CUPERTINO, Calif. A new approach to system-level design is under development at Simulation Magic Inc., a company that recently spun out of National Semiconductor's Research Laboratories. The startup's Virtual Silicon tool, slated for production release around the end of the year, is based on a proprietary "visual language" that blends a graphical notation with C and C++ language syntax.
Simulation Magic will thus become another contender in the race to define a next-generation design language powerful enough for large system-on-chip (SoC) designs. Other recent approaches include Co-Design Automation's Superlog language, CynApps' C++ class libraries, LavaLogic's Java compiler and various companies offering C language tools and models.
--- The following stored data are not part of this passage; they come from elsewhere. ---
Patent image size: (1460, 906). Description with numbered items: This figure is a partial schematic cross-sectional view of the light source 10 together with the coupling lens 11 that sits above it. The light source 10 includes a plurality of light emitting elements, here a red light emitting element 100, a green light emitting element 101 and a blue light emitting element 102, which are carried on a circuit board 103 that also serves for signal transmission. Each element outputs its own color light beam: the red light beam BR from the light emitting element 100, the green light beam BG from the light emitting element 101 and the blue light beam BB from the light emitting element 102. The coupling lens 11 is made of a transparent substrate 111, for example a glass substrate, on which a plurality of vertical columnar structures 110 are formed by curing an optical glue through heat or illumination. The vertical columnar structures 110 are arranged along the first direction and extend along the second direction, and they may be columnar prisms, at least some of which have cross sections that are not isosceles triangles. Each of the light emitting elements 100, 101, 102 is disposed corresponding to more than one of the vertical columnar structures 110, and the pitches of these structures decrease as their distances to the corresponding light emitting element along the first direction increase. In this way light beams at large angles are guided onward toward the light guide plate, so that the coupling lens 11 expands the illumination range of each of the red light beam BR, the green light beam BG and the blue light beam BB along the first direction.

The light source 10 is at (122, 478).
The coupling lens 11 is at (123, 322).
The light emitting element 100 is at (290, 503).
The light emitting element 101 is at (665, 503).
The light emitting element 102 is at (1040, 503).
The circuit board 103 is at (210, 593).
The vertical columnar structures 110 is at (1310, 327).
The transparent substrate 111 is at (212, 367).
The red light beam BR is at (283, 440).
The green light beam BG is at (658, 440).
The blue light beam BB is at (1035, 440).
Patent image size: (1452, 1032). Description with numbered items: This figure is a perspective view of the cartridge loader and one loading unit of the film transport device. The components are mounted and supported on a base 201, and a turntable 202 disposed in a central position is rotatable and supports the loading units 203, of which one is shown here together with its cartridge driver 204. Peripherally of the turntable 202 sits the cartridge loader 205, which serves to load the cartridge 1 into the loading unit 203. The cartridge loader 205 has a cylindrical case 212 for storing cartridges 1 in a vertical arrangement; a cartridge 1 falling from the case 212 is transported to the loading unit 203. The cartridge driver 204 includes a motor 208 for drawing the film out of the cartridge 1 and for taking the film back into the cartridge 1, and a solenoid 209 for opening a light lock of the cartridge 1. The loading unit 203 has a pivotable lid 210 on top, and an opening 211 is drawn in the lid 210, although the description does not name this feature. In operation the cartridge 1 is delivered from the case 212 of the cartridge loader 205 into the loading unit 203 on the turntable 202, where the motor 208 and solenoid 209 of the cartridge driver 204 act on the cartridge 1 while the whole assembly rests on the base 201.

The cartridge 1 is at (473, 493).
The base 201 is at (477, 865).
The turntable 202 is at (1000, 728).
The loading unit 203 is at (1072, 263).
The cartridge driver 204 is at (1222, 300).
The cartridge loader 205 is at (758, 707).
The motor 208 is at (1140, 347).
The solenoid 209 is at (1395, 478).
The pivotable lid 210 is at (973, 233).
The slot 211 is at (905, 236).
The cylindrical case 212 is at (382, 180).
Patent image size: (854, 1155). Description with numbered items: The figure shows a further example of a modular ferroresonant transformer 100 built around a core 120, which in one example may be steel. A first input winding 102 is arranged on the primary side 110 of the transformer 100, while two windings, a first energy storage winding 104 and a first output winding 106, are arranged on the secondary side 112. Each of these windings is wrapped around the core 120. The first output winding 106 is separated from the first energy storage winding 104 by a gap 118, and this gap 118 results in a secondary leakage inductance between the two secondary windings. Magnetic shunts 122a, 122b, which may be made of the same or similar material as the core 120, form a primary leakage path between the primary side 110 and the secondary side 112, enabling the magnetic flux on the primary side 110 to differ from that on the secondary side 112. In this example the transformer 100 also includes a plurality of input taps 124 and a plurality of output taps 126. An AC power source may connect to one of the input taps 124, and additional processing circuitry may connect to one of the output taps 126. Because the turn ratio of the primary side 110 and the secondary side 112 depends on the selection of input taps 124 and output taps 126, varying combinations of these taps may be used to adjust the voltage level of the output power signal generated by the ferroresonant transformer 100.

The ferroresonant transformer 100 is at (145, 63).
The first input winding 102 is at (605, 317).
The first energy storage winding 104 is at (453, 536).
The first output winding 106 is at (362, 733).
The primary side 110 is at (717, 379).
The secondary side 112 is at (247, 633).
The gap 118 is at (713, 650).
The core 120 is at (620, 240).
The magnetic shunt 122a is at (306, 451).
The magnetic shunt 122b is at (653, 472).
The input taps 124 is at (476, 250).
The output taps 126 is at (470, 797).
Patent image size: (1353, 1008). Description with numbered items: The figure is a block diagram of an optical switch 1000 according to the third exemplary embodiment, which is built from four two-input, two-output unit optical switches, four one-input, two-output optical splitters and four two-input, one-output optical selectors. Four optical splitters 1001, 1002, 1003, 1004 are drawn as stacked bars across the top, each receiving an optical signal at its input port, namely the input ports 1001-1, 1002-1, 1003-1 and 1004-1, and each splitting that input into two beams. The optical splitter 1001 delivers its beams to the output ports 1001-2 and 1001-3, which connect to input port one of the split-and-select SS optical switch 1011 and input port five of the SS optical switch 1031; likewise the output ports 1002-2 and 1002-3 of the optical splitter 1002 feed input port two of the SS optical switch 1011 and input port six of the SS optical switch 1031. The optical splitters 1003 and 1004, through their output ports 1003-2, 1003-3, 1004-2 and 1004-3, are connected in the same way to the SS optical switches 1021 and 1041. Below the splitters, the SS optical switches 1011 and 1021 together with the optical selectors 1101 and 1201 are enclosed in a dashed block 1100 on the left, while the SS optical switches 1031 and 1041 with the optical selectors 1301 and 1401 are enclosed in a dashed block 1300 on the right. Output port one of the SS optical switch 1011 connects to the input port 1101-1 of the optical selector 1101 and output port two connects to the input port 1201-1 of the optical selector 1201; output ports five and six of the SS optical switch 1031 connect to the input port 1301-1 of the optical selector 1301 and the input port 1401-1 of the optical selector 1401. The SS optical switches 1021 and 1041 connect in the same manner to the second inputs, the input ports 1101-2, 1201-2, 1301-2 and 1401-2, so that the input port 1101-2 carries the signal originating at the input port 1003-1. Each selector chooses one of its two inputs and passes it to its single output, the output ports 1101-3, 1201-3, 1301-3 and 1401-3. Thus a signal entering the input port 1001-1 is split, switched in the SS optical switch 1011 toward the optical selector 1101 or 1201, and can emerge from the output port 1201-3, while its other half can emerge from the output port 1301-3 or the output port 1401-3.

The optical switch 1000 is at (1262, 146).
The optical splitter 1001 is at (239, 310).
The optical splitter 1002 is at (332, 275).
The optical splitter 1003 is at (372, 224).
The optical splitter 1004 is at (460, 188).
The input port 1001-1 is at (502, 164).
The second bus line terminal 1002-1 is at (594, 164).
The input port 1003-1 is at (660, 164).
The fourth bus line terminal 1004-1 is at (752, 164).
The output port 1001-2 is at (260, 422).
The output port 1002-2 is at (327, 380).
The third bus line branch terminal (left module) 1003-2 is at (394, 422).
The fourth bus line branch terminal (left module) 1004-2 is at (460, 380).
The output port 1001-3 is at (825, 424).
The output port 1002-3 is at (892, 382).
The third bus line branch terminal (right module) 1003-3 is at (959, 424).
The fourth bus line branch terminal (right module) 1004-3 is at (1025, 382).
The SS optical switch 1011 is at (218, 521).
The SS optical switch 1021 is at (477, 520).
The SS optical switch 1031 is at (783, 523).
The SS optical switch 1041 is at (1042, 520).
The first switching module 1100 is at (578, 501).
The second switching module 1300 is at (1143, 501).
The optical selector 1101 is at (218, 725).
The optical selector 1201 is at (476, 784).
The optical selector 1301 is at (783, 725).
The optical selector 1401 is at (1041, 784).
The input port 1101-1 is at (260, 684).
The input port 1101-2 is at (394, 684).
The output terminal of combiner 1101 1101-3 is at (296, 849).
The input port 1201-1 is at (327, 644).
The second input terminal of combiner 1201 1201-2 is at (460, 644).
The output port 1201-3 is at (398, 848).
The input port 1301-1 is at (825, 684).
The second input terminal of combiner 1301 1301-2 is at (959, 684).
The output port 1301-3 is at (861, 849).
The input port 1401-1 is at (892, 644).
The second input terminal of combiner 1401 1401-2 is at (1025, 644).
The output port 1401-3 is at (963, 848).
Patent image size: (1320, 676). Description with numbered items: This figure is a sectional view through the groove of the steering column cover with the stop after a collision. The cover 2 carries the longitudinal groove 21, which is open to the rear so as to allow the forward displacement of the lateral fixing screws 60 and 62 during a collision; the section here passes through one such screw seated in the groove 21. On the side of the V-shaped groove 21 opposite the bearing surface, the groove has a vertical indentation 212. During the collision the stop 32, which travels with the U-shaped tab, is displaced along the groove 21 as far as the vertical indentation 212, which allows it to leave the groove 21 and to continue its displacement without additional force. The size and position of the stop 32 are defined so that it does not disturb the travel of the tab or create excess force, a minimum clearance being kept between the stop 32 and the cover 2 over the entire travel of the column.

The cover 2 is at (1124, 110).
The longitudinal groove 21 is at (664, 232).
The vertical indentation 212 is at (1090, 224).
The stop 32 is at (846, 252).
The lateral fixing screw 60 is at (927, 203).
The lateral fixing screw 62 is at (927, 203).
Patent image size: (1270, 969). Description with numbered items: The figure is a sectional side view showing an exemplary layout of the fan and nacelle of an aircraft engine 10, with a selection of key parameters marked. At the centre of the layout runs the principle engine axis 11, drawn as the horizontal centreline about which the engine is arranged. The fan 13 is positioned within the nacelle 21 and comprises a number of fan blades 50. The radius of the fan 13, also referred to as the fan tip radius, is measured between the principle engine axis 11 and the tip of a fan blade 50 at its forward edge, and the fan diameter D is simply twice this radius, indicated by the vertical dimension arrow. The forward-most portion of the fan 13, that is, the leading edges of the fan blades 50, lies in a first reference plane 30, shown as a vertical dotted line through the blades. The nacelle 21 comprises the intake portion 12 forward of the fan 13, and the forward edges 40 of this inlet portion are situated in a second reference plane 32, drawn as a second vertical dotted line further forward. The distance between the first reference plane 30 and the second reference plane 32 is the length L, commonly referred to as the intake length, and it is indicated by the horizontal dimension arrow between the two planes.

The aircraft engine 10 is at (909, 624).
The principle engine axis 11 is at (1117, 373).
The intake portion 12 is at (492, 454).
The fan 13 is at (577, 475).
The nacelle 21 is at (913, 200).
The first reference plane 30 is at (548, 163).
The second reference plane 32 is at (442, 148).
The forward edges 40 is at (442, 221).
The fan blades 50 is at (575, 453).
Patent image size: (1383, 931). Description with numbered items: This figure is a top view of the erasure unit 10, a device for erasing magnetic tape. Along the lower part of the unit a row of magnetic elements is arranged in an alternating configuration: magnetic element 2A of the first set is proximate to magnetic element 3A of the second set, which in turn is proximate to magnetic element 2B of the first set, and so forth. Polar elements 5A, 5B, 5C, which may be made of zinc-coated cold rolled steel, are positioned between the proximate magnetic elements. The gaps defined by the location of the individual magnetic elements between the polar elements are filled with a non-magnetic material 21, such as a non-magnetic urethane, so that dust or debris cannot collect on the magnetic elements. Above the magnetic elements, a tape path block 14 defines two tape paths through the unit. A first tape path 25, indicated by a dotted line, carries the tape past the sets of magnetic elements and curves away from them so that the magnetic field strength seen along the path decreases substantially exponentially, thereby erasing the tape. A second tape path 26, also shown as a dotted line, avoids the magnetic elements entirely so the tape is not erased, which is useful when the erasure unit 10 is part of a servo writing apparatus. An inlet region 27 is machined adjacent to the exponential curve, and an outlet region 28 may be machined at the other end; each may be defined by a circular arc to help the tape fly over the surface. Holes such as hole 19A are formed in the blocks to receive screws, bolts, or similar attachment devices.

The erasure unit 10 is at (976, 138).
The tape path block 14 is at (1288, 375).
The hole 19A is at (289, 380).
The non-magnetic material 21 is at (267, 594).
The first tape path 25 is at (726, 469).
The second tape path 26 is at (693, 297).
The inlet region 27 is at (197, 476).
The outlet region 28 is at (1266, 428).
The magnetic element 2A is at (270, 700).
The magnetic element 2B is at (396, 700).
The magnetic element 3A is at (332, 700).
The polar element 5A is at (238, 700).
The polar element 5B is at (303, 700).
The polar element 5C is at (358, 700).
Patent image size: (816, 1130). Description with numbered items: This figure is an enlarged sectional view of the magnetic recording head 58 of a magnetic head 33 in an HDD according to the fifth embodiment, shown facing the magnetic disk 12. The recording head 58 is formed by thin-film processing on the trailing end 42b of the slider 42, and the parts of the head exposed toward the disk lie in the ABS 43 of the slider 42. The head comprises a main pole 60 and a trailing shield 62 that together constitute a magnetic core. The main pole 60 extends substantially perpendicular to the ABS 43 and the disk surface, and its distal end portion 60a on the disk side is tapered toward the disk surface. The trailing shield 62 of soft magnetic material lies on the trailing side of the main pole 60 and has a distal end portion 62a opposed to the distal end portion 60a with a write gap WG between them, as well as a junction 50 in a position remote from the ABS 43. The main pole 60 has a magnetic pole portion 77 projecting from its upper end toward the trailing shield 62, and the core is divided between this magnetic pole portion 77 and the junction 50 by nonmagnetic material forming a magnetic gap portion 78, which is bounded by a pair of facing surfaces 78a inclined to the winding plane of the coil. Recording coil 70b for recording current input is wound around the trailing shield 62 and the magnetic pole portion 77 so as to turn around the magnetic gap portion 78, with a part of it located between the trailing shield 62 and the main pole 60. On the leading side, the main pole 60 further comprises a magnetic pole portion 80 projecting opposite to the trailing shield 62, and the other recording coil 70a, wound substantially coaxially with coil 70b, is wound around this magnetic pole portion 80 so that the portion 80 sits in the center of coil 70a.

One advantage Simulation Magic can claim is that its language was developed by a leading chip-design company to solve a pressing need. "We were burned a couple of times trying to build system-on-chip designs, so the company decided to develop some new technology," said Shay Ben-Chorin, president and chief executive officer of Simulation Magic.
Ben-Chorin, a 12-year veteran at National, moved over to that company's research lab to develop this new technology. The goal, he said, was to create a tool that could model complex systems in two weeks, using a graphical environment with embedded simulation knowledge.
National looked at existing commercial tools, Ben-Chorin said, but couldn't find anything that met its needs. He said hardware/software co-verification tools are too slow because they use HDL simulation to model the hardware portion of the design, and co-design tools don't make it easy to build models. "We wanted something fast that could help us build models really quickly," he said. "We couldn't find [that] in the market so we said, let's go do it."
The resulting Virtual Silicon product meets the project's goals, the company said. This high-level simulation environment includes Simulation Magic's C-based graphical language, code generators for C/C++ and Verilog, and processor models that run up to 25 Mips at the highest level of abstraction.
Simulation Magic, which employs 11 people, was incorporated in May to turn Virtual Silicon into a commercial product. Ben-Chorin said National has provided "seed money" but holds a minority share. Virtual Silicon release 1.2 is in use today inside National, but release 2.0, slated for beta testing in September and for production shipment around the end of 1999, will be the first version sold outside National.
Although the tools' approach can be used for any type of system-on-chip design, the new company will initially target wireless telecom, Ben-Chorin said. Inside National, Virtual Silicon has been used to model a GSM phone. Because the tool lets software developers run code quickly on top of a model of system hardware, it will be aimed primarily at software developers, Ben-Chorin said.
Virtual Silicon will come with processor simulation models that support three levels of abstraction. Cycle-accurate simulators are the slowest at 100,000 to 250,000 cycles/second. Functional simulators, which do not model the processor pipeline, run between 1 and 5 Mips. Ultrafast functional simulators, software programs that turn cross-complied code into native simulators, can run up to 25 Mips.
Simulation Magic currently has a functional Pentium-class X86 processor model and a cycle-accurate National CR16b RISC processor model, and is doing custom model development work. The company is working on integration packages for MIPS and ARM cores.
The rest of an SoC design is modeled with the graphical language, which generates C/C++ code that's linked to a simulation engine. Users can write cycle-accurate or functional code, and obtain over a million cycles or 1 Mips, Ben-Chorin said.
Virtual Silicon will also offer Verilog code generation as a way of connecting to downstream tools, and Simulation Magic hopes to forge alliances with EDA vendors, he said.
Besides heading up the new company, Ben-Chorin chairs the software subgroup of the Virtual Socket Interface alliance system-level design working group. That group is working to standardize an interface between instruction-set and system-level simulation. The hope, said Ben-Chorin, is that processor-core vendors will be able to write one instruction-set simulator that plugs into many environments.